Alphabet Stock Falls Amid Cost Concerns

Last seen trading down 3% at $968.89, Alphabet stock is reeling after earnings, amid concerns about growing costs. As such, GOOGL stock has seen its price target cut by no fewer than five brokerage firms since Monday's close, including Morgan Stanley, which cut its price target on GOOGL to $1,040.

GOOGL stock has a positive outlook coming from was adored by analysts ahead of earnings, with more than 95% carrying a "buy" or better rating. The FAANG stock yesterday topped $1,000 in intraday trading for the first time since its early June highs, but today is set to close beneath its 10-day moving average for the first time in more than two weeks.
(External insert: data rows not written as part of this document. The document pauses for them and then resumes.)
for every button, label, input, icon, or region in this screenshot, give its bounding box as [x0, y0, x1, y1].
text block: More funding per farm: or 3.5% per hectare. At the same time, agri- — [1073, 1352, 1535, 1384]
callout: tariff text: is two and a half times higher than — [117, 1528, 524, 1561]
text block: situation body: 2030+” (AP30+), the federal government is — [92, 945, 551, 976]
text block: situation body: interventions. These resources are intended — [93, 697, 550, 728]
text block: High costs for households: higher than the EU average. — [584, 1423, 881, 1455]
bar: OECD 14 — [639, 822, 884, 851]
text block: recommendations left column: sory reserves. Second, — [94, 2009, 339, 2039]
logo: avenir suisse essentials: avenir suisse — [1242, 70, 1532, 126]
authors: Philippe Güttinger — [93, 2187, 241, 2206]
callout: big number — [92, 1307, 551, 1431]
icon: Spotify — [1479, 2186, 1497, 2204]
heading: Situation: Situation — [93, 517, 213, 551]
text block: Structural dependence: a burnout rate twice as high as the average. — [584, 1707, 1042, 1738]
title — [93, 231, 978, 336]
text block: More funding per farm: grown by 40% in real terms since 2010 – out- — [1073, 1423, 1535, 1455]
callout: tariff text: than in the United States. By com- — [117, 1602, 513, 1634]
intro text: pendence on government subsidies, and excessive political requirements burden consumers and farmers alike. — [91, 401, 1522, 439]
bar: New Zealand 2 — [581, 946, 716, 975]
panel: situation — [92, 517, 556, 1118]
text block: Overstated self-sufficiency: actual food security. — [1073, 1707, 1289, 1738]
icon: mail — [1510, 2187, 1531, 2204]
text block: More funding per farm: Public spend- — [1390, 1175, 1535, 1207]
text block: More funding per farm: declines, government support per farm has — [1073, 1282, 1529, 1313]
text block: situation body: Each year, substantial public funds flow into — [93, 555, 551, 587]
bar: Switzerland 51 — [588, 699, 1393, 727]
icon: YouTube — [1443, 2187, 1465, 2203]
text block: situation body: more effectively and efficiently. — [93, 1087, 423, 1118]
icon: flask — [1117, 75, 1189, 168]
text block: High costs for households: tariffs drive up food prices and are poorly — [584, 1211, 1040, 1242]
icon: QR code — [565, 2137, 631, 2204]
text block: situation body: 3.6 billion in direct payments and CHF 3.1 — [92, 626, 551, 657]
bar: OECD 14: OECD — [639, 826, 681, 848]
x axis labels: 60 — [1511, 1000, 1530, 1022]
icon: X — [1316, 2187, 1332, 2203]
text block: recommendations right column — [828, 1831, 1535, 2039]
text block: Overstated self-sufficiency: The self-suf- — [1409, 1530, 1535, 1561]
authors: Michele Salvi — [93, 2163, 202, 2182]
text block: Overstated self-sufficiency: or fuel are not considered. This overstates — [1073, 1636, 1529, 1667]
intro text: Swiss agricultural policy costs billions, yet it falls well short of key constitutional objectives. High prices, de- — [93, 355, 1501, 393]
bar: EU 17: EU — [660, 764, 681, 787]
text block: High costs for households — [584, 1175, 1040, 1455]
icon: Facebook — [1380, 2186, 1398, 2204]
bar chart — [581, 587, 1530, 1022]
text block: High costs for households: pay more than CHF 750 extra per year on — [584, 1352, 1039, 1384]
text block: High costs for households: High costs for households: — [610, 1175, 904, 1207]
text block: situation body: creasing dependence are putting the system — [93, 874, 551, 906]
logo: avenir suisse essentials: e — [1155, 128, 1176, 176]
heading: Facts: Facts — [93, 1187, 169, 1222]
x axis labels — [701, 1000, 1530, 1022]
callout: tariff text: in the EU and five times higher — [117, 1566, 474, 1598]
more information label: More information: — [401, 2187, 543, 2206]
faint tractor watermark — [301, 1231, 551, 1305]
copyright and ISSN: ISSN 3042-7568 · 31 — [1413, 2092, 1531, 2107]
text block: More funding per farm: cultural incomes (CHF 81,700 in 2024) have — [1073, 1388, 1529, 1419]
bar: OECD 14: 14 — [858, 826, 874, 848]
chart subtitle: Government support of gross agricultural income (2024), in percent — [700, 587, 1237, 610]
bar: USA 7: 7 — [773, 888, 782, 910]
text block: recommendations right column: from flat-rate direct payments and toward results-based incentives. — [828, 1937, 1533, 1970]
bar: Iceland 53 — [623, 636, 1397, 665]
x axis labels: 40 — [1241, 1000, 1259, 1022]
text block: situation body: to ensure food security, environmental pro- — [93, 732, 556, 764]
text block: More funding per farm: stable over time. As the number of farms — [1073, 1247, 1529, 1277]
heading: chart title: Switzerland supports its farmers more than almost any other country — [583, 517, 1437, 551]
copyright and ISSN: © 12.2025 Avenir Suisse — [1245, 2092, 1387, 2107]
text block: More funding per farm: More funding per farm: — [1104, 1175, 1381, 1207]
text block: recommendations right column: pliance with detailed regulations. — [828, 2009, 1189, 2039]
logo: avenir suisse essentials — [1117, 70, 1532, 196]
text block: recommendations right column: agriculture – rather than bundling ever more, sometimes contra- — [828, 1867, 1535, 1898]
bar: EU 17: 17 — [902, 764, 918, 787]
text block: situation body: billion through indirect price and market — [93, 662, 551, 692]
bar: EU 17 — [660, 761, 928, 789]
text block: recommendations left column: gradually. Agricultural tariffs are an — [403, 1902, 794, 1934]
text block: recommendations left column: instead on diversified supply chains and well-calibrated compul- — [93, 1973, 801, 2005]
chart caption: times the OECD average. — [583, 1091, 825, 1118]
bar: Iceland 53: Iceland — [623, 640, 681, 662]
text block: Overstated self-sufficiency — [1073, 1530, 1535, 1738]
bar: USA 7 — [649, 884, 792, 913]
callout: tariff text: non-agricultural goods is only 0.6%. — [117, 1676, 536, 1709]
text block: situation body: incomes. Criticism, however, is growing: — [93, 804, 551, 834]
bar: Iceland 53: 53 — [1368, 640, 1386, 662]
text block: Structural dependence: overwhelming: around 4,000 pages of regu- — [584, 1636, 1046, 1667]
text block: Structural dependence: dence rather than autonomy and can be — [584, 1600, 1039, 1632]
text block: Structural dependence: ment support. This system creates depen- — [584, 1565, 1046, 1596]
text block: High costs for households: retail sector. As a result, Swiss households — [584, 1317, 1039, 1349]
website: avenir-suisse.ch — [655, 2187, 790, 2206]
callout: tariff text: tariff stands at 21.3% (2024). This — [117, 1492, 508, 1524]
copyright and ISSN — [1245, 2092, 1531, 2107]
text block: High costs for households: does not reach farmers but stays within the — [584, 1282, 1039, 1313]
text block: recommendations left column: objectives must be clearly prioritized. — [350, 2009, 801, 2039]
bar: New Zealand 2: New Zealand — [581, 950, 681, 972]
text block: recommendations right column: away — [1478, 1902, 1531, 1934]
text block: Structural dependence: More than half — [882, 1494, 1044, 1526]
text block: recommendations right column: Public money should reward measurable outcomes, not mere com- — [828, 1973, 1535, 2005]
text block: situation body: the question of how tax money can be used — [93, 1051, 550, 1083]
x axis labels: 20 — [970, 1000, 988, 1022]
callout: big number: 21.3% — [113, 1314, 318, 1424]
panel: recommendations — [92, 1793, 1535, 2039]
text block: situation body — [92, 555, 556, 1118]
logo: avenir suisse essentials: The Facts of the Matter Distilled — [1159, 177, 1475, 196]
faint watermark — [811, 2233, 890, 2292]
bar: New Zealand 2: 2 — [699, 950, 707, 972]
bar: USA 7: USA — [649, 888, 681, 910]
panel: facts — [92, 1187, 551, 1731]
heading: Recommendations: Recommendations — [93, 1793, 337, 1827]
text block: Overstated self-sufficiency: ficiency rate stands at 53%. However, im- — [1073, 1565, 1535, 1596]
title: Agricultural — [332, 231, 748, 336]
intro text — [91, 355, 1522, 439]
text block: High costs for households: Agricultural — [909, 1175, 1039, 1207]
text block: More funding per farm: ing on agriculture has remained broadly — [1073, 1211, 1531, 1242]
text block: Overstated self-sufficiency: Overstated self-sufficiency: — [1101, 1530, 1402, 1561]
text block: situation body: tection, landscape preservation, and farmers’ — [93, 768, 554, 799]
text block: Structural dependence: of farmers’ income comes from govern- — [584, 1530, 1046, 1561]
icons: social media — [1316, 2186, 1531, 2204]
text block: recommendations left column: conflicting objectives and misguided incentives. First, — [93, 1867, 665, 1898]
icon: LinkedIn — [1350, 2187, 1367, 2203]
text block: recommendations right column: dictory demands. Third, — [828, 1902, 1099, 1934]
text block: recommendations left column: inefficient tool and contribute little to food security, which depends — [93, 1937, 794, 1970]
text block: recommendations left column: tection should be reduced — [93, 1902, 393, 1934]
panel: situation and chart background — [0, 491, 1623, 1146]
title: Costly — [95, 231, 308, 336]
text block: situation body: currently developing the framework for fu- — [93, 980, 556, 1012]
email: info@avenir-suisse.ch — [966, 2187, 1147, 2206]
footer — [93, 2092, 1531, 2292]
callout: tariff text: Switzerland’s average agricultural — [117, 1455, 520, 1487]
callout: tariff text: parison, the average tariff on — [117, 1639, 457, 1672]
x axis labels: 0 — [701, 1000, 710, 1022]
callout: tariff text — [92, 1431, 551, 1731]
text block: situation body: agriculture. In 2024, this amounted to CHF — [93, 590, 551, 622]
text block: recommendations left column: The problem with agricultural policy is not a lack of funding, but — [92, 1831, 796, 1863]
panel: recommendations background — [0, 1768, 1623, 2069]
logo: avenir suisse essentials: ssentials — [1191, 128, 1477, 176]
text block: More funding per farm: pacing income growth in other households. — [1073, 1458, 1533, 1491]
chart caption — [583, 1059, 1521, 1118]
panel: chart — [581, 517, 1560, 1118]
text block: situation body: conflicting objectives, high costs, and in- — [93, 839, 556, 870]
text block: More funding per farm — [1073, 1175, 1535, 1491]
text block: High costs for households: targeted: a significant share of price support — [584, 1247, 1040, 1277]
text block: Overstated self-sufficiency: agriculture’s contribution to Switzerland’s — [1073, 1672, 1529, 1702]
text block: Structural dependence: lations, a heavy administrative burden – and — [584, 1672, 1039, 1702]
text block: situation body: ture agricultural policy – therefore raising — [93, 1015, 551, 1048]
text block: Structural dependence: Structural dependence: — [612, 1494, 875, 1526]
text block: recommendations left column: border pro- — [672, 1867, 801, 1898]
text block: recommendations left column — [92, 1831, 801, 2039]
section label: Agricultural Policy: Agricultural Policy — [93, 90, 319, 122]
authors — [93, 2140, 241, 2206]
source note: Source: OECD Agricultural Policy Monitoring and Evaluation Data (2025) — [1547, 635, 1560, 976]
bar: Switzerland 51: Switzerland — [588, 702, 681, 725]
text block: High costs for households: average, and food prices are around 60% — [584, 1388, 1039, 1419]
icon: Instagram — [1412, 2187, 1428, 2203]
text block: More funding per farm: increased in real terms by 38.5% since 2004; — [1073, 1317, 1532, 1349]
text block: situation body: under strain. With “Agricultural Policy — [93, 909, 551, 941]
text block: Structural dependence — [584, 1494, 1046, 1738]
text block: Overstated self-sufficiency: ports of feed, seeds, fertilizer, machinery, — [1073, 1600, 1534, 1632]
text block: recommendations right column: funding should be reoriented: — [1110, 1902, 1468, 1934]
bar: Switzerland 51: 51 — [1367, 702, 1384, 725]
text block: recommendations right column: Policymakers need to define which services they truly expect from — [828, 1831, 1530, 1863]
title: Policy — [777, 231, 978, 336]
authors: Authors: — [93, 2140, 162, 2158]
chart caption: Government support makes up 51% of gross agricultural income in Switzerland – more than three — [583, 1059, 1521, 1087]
UAA Stock Downgraded to "Sell"

Deutsche Bank downgraded Under Armour stock to "sell" from "hold," sending the shares down 0.4% to trade at $20.18. UAA stock yesterday was hit by sector headwinds, after Hibbett Sports issued a same-store sales warning. The shares of Under Armour -- which reports earnings a week from today -- are testing support at the round-number $20 region, which contained their pullback in mid-June, and has emerged as a floor in July.

While UAA yesterday saw accelerated put activity, long calls have been the options of choice. Under Armour stock sports a 50-day call/put volume ratio of 1.00 on the International Securities Exchange (ISE), Chicago Board Options Exchange (CBOE), and NASDAQ OMX PHLX (PHLX) -- higher than 80% of all other ratios in the past 12 months, indicating an accelerated appetite for bullish bets over bearish.

Telsey Downgrades DKS Stock

Telsey Advisory Group downgraded Dick's Sporting Goods to "market perform" from "outperform," and cut its price target to $40 from $52. As with UAA, DKS stock was also slammed by the Hibbett warning, touching an annual low of $34.55 yesterday. Today, DKS is attempting to pare some of those losses, up 0.4% at $35.25. Nevertheless, the shares remain roughly 34% lower year-to-date.

Additional downgrades could be in store for Dick's Sporting Goods stock, though. Despite the equity's dismal performance on the charts, 13 out of 22 analysts maintain "buy" or better ratings, with not one "sell" recommendation in sight.